I’m doing a divorce survey ... Women are overwhelmingly telling me that their male partners’ bad moods were a key factor in their decision to divorce. They describe an environment of pervasive, all-encompassing misery, of men who absolutely refuse to be happy, and who go to great lengths to display their misery to everyone—everyone, that is, except their co-workers, employers, and others who expect them to behave appropriately in return for resources..."

zawn.substack.com/p/chronic-grumpiness-how-men-use-bad

Ruining every vacation with a bad mood: The weapons sexist men use series (paid subscriber bonus)

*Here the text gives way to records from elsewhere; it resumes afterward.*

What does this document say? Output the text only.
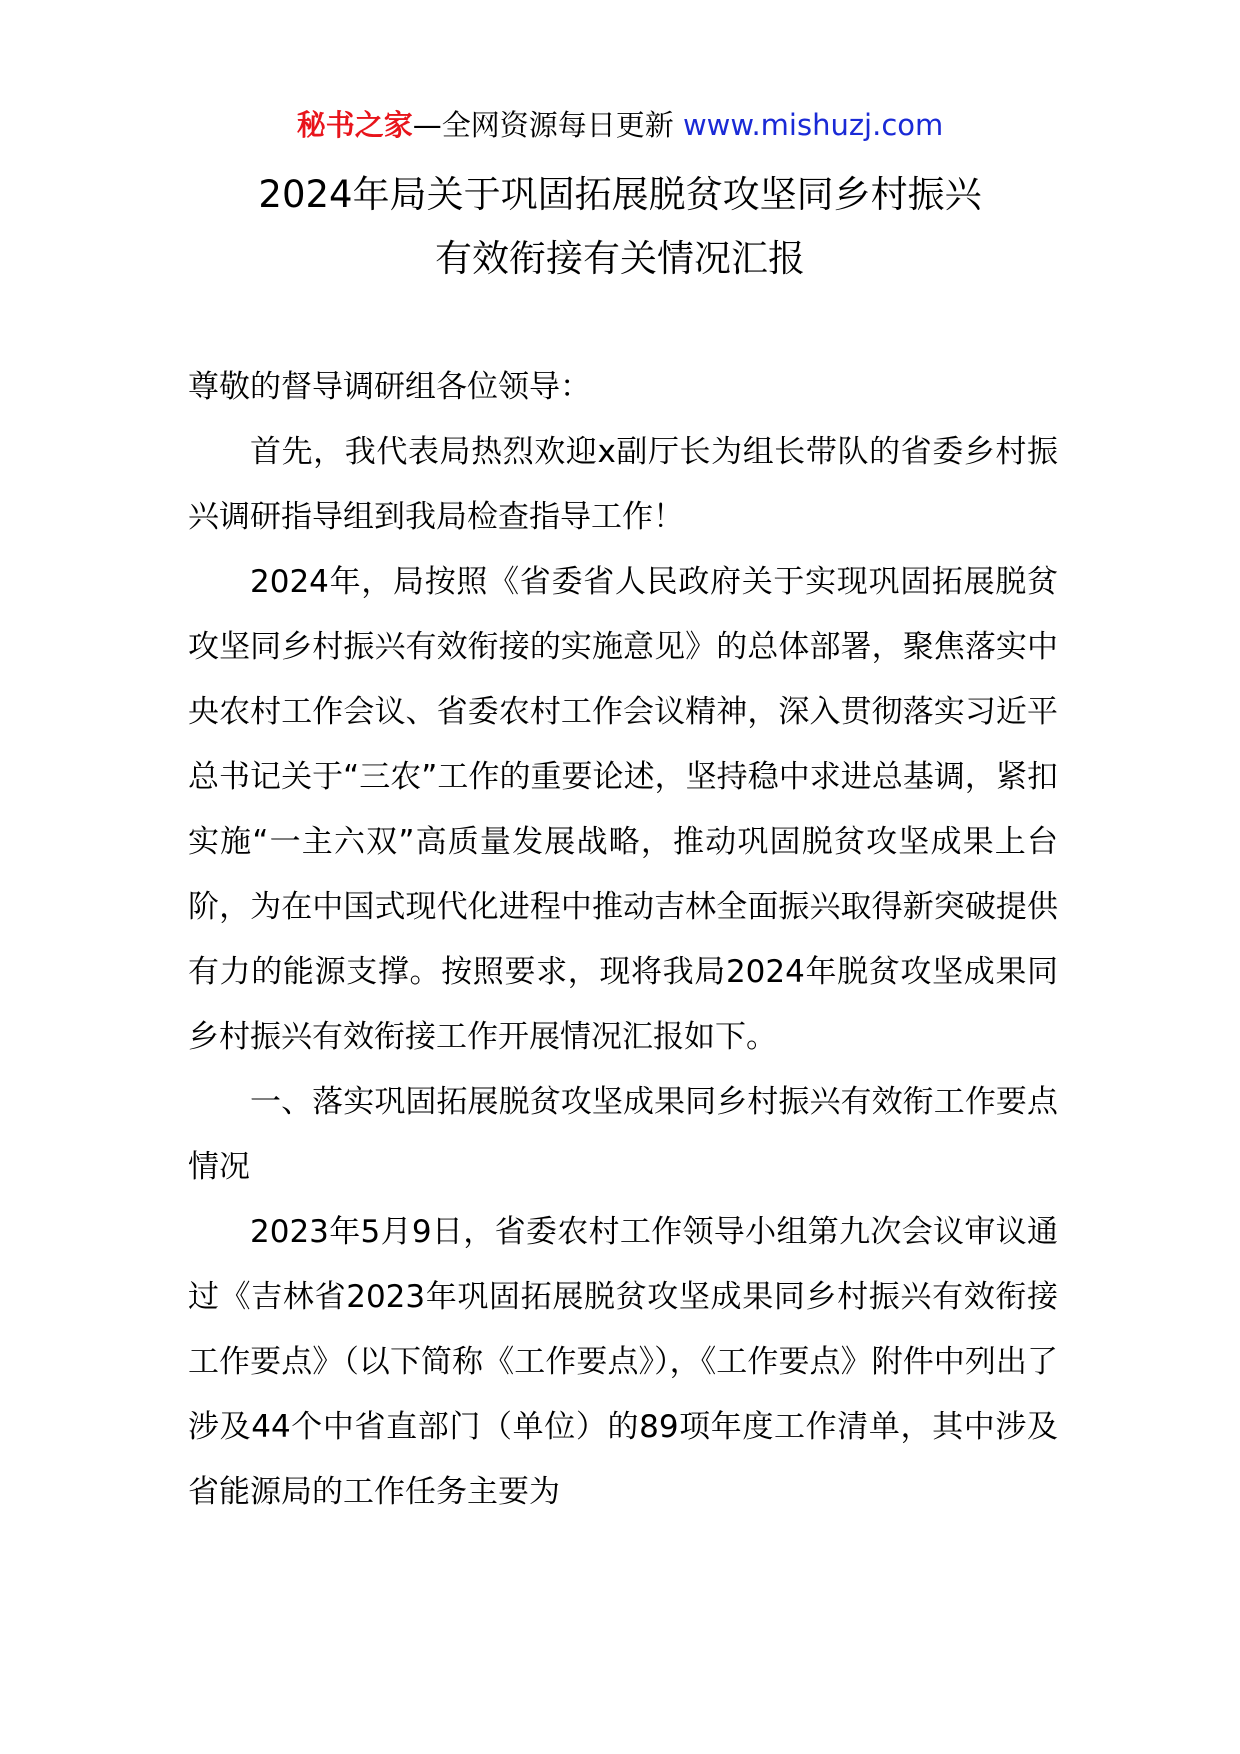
秘书之家—全网资源每日更新 www.mishuzj.com
2024年局关于巩固拓展脱贫攻坚同乡村振兴
有效衔接有关情况汇报

尊敬的督导调研组各位领导：

首先，我代表局热烈欢迎x副厅长为组长带队的省委乡村振兴调研指导组到我局检查指导工作！

2024年，局按照《省委省人民政府关于实现巩固拓展脱贫攻坚同乡村振兴有效衔接的实施意见》的总体部署，聚焦落实中央农村工作会议、省委农村工作会议精神，深入贯彻落实习近平总书记关于“三农”工作的重要论述，坚持稳中求进总基调，紧扣实施“一主六双”高质量发展战略，推动巩固脱贫攻坚成果上台阶，为在中国式现代化进程中推动吉林全面振兴取得新突破提供有力的能源支撑。按照要求，现将我局2024年脱贫攻坚成果同乡村振兴有效衔接工作开展情况汇报如下。

一、落实巩固拓展脱贫攻坚成果同乡村振兴有效衔工作要点情况

2023年5月9日，省委农村工作领导小组第九次会议审议通过《吉林省2023年巩固拓展脱贫攻坚成果同乡村振兴有效衔接工作要点》（以下简称《工作要点》），《工作要点》附件中列出了涉及44个中省直部门（单位）的89项年度工作清单，其中涉及省能源局的工作任务主要为
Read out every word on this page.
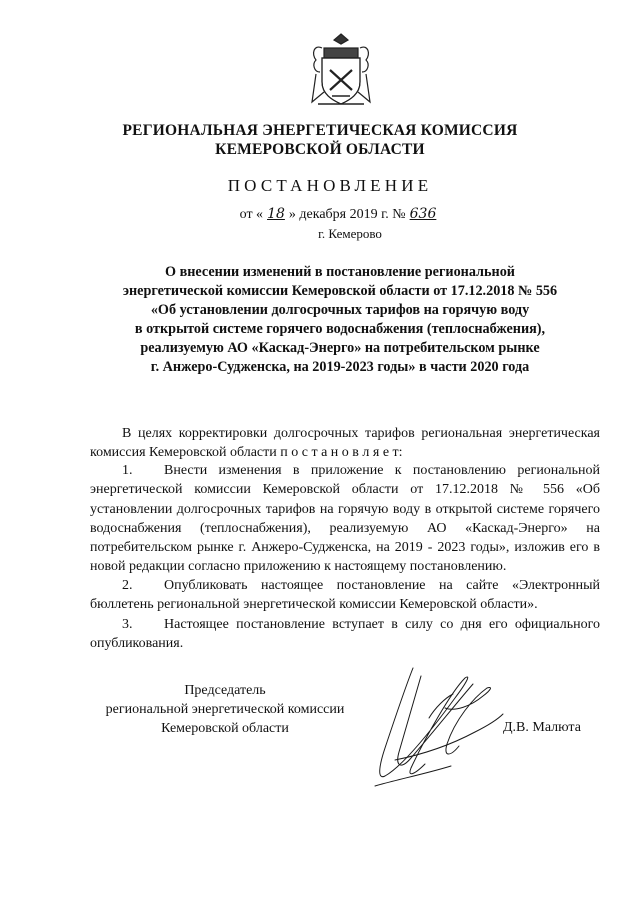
РЕГИОНАЛЬНАЯ ЭНЕРГЕТИЧЕСКАЯ КОМИССИЯ
КЕМЕРОВСКОЙ ОБЛАСТИ
ПОСТАНОВЛЕНИЕ
от « 18 » декабря 2019 г. № 636
г. Кемерово
О внесении изменений в постановление региональной
энергетической комиссии Кемеровской области от 17.12.2018 № 556
«Об установлении долгосрочных тарифов на горячую воду
в открытой системе горячего водоснабжения (теплоснабжения),
реализуемую АО «Каскад-Энерго» на потребительском рынке
г. Анжеро-Судженска, на 2019-2023 годы» в части 2020 года
В целях корректировки долгосрочных тарифов региональная энергетическая комиссия Кемеровской области п о с т а н о в л я е т:
1. Внести изменения в приложение к постановлению региональной энергетической комиссии Кемеровской области от 17.12.2018 № 556 «Об установлении долгосрочных тарифов на горячую воду в открытой системе горячего водоснабжения (теплоснабжения), реализуемую АО «Каскад-Энерго» на потребительском рынке г. Анжеро-Судженска, на 2019 - 2023 годы», изложив его в новой редакции согласно приложению к настоящему постановлению.
2. Опубликовать настоящее постановление на сайте «Электронный бюллетень региональной энергетической комиссии Кемеровской области».
3. Настоящее постановление вступает в силу со дня его официального опубликования.
Председатель
региональной энергетической комиссии
Кемеровской области	Д.В. Малюта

Bad moods are a major tool men use to control women. And controlling women on vacation means more down time and rest for him. So of course he's going to be in a "bad mood."

https://zawn.substack.com/p/ruining-every-vacation-with-a-bad

mukk · 16/06/2025 12:20

Nowheregirl2000 · 16/06/2025 11:53

He feels that I am transactional in our intimate relationship, and he raised it in a calm manner last night and how he feels is valid. I just don’t see how we get from that to here. Even the most furious of arguments should not it end with such a petty act. I need to keep reading the thread to remind myself I am not wrong.

He must be on reddit, many tantrums thrown there yesterday because there was no sex on fathers day!!

Transactional in what way?
What some people consider to be 'transactional' is actually just a normal sexual relationship among couples.

Absolutely disgusting that he ripped up the card.

LivelyMintViper · 16/06/2025 12:24

Have you asked him how he would feel if the DC had found the card? Horrible man.

Theroadt · 16/06/2025 12:25

The kids aren’t responsible for his navigation through therapy. Nor is it an excuse, frankly. You kinda put all that on the backburner when you havd kids imho. Can he movd oug until he’s had his therapy?

MounjaroMounjaro · 16/06/2025 12:25

I would definitely want to leave him. Giving him the very best interpretation he sounds too damaged to be in a relationship. Giving him my own interpretation, he uses his past as a weapon and an excuse.

My only concern about you separating is what happens with childcare. Is he going to say that the children need to stay with him?

Enrichetta · 16/06/2025 12:29

To summarise….

  • you are treading on eggshells and suppressing your own emotions
  • you feel much calmer and contented when he is not around
  • you’re not keen to be intimate with him - and he isn’t doing anything to try and make you feel more connected
  • he has long term mental health issues but therapy isn’t really helping
  • you would like to leave him but you are worried about how this will affect your children
Your children are at an age where they will very soon become aware of what is going on, and they too will start treading on eggshells. Is that what you want for them…
JLou08 · 16/06/2025 12:36

That's emotional abuse. Poor kids, it would have been devastating for them if they found it.